Non, pas l’ingénieur du son. Ou peut-être que c’est. Tout au long du film, de la manière la plus petite et la plus anodine, Joe laisse entendre que tout n’est peut-être pas ce qu’il y paraît. Un premier plan de Jessica ramassant son neveu – un moment avec si peu d’incidence apparente sur quoi que ce soit (le gamin n’est ni vu ni mentionné depuis près d’une heure) qu’il est facile de l’oublier – la voit pousser délicatement le sol avec un pied, comme si je me demandais si c’était vraiment solide. Son introduction à une anthropologue médicale (Jeanne Balibar) est lancée lorsque la femme lui demande de se lever de sa chaise en plastique de style salle d’attente, qui s’avère faire partie d’une rangée de sièges que Jessica n’avait pas remarquée. bloquant directement une porte, employée à cette fin parce que la serrure est cassée. (Derrière cette porte inaperçue : des squelettes.) Finalement, une véritable étrangeté fait son apparition. Jessica fait référence à la mort de quelqu’un qui, selon sa sœur et son beau-frère, est bien vivant, et un groupe de gars du studio où elle a rencontré Hernán disent que personne de ce nom ou de cette description n’y a jamais travaillé.

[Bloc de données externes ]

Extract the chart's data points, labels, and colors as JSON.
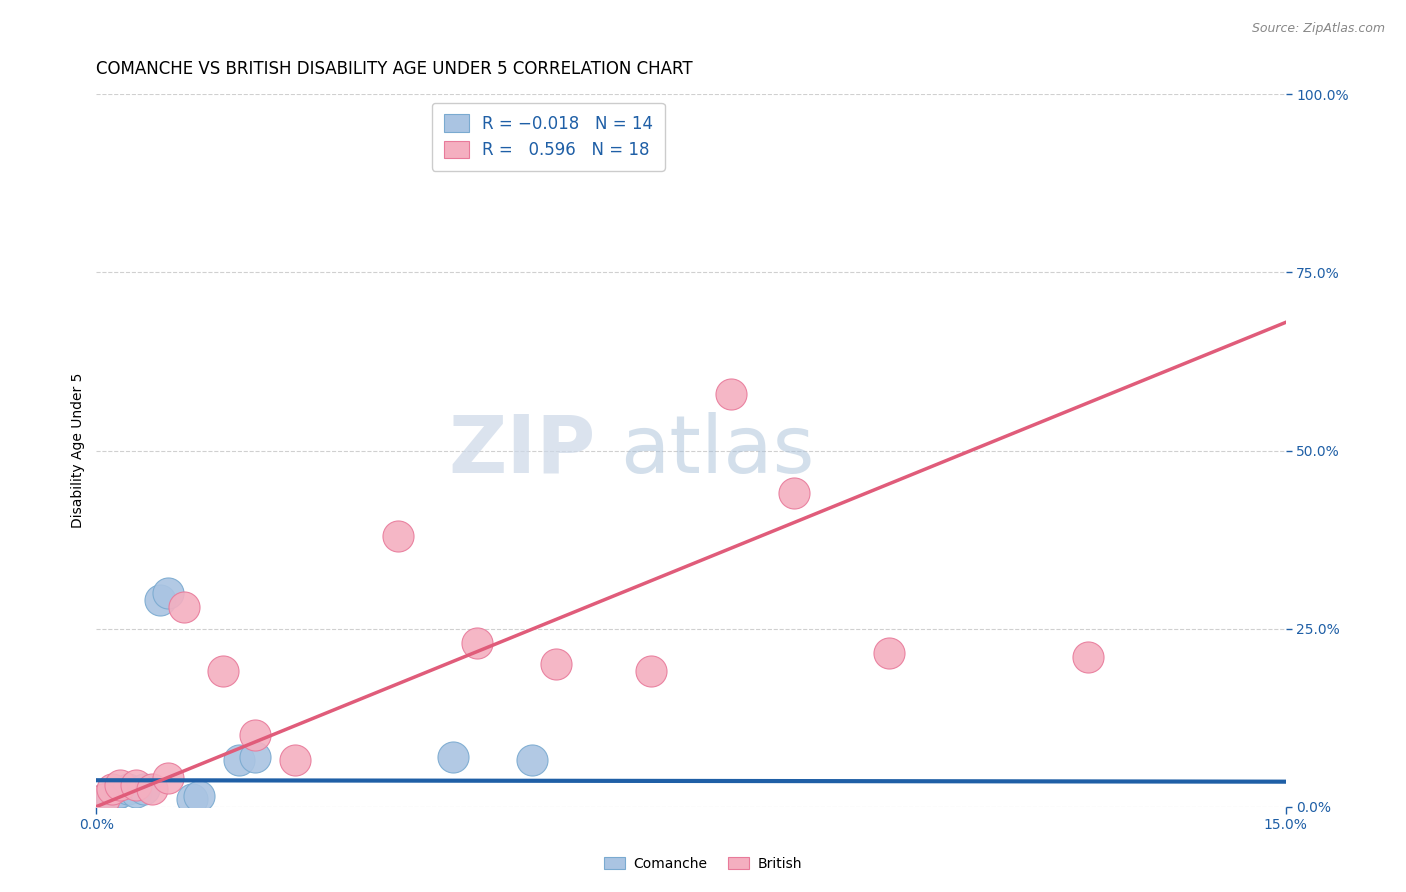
{
  "title": "COMANCHE VS BRITISH DISABILITY AGE UNDER 5 CORRELATION CHART",
  "source": "Source: ZipAtlas.com",
  "ylabel": "Disability Age Under 5",
  "xlim": [
    0.0,
    0.15
  ],
  "ylim": [
    0.0,
    1.0
  ],
  "ytick_labels_right": [
    "100.0%",
    "75.0%",
    "50.0%",
    "25.0%",
    "0.0%"
  ],
  "ytick_positions_right": [
    1.0,
    0.75,
    0.5,
    0.25,
    0.0
  ],
  "comanche_color": "#aac4e2",
  "british_color": "#f4afc0",
  "comanche_edge_color": "#7aaad0",
  "british_edge_color": "#e87a9a",
  "comanche_line_color": "#1f5fa6",
  "british_line_color": "#e05c7a",
  "legend_text_color": "#1f5fa6",
  "comanche_x": [
    0.001,
    0.002,
    0.003,
    0.004,
    0.005,
    0.006,
    0.008,
    0.009,
    0.012,
    0.013,
    0.018,
    0.02,
    0.045,
    0.055
  ],
  "comanche_y": [
    0.01,
    0.01,
    0.02,
    0.025,
    0.02,
    0.025,
    0.29,
    0.3,
    0.01,
    0.015,
    0.065,
    0.07,
    0.07,
    0.065
  ],
  "british_x": [
    0.001,
    0.002,
    0.003,
    0.005,
    0.007,
    0.009,
    0.011,
    0.016,
    0.02,
    0.025,
    0.038,
    0.048,
    0.058,
    0.07,
    0.08,
    0.088,
    0.1,
    0.125
  ],
  "british_y": [
    0.01,
    0.025,
    0.03,
    0.03,
    0.025,
    0.04,
    0.28,
    0.19,
    0.1,
    0.065,
    0.38,
    0.23,
    0.2,
    0.19,
    0.58,
    0.44,
    0.215,
    0.21
  ],
  "watermark_zip": "ZIP",
  "watermark_atlas": "atlas",
  "grid_color": "#d0d0d0",
  "background_color": "#ffffff",
  "title_fontsize": 12,
  "axis_label_fontsize": 10,
  "tick_fontsize": 10,
  "legend_fontsize": 12
}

Un autre cinéaste aurait pu rassembler de telles anomalies dans un zone floue-esque narrative, mais, encore une fois, ce n’est pas le style de Joe. Ce ne sont que des tremblements, des pré-chocs. MémoireLa seconde moitié époustouflante de Jessica suit Jessica dans le pays, où elle rencontre un homme d’âge moyen qui s’appelle également Hernán (Elkin Díaz), et qui prétend se souvenir de tout ce qui lui est arrivé, ainsi que de certaines choses qui ne l’ont pas été. S’assimilant à un disque dur sur lequel sont stockés des enregistrements, il décide bientôt que Jessica constitue une antenne. Ce qui suit est un acte de transfert déchirant dans lequel elle revit verbalement ses souvenirs d’enfance traumatisants, répondant émotionnellement comme s’ils étaient les siens. Reconnaissant simultanément l’inconvenance de l’appropriation artistique et son pouvoir de transformation, cette séquence extraordinaire marie des performances d’une simplicité sublime (Swinton s’abandonne entièrement à la vision de Joe) avec une conception sonore richement expressionniste, aboutissant à une révélation sur le son mystérieux qui semble d’abord ambigu… autre chose.

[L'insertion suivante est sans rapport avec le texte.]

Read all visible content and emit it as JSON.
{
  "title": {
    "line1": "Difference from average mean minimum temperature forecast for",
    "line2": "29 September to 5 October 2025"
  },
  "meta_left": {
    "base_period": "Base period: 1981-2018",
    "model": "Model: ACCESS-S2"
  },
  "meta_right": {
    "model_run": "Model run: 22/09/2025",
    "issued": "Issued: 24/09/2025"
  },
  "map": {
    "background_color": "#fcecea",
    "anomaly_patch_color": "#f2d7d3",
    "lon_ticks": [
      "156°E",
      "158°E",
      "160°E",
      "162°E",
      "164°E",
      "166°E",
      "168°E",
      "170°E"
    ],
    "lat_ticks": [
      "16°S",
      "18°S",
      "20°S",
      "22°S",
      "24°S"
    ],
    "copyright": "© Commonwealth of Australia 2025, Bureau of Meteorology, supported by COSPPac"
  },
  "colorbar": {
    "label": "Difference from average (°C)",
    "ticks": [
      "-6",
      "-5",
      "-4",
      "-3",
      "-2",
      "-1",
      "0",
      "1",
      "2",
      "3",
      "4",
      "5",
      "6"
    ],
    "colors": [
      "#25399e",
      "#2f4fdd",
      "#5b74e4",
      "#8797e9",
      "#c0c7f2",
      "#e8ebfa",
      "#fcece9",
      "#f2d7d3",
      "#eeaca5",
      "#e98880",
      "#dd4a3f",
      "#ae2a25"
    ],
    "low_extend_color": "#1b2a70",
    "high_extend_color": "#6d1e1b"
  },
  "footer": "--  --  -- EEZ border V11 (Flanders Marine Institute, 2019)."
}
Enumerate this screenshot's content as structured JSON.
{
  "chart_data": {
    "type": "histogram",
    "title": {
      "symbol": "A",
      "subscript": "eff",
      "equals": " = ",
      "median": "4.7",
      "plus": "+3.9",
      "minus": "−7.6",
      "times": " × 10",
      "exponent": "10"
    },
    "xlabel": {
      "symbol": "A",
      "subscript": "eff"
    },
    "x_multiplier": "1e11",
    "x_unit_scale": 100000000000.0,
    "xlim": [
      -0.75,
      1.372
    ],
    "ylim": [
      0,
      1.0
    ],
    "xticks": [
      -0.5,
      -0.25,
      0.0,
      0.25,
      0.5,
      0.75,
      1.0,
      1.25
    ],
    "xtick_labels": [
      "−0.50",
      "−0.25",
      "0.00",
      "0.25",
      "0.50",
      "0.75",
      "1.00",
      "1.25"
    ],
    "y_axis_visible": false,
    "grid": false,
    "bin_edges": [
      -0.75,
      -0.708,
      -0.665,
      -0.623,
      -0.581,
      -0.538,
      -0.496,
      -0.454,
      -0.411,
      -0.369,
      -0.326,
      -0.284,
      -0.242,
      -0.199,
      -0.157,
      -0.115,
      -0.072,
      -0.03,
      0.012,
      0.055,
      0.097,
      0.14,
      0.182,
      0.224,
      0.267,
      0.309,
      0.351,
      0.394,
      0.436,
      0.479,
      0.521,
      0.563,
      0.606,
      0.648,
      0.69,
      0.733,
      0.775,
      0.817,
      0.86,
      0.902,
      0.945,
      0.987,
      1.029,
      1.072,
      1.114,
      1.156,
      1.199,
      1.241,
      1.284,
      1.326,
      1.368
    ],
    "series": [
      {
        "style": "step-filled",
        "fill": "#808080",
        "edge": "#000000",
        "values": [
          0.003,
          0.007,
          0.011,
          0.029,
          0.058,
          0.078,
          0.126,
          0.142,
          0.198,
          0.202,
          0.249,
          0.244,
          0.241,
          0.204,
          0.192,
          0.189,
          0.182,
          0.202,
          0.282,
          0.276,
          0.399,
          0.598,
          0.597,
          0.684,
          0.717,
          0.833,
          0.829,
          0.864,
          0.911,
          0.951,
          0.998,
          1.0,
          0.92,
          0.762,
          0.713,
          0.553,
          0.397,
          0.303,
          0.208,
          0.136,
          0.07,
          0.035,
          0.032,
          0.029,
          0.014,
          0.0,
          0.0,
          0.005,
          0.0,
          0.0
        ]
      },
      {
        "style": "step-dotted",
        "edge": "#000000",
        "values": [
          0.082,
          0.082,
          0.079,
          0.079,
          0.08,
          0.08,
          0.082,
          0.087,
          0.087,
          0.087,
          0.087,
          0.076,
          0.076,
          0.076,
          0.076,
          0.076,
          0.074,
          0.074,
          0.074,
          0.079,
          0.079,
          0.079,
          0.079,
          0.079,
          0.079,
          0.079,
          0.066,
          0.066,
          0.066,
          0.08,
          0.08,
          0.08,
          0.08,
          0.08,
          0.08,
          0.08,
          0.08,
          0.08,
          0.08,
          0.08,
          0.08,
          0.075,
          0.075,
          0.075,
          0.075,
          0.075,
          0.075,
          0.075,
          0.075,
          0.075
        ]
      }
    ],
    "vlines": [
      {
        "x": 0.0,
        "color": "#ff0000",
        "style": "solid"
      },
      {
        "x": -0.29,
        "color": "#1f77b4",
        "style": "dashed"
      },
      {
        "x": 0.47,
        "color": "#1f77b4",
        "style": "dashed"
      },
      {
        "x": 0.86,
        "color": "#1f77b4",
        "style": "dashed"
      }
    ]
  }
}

Révéler quoi que ce soit de plus serait criminel – vous aurez besoin de le voir et surtout de l’entendre par vous-même. Neon, le distributeur américain du film, tristement annoncé un plan de sortie qui prendra lentement Mémoire de ville en ville, un théâtre à la fois ; ils prétendent qu’il ne sera jamais disponible pour être visionné à la maison, dans n’importe quel format. Il y a de fortes chances que cela ne tienne pas (les critiques ont déjà reçu des écrans de DVD, dont Neon a d’abord dit qu’ils n’étaient pas à venir), mais c’est vraiment un film que vous voulez voir sur grand écran si vous le pouvez – pas tellement pour les images quant au son, et finalement même pas tant pour le son que pour le silence. Il y a quelque chose d’uniquement intense à entendre un public entier rester complètement immobile pendant les dernières minutes d’un film, craignant de tousser ou de faire grincer les ressorts rouillés de leur siège ou même de respirer trop fort, de peur de rompre le charme. Mémoire inspire ce genre de ravissement. Découvrez toute sa plage dynamique.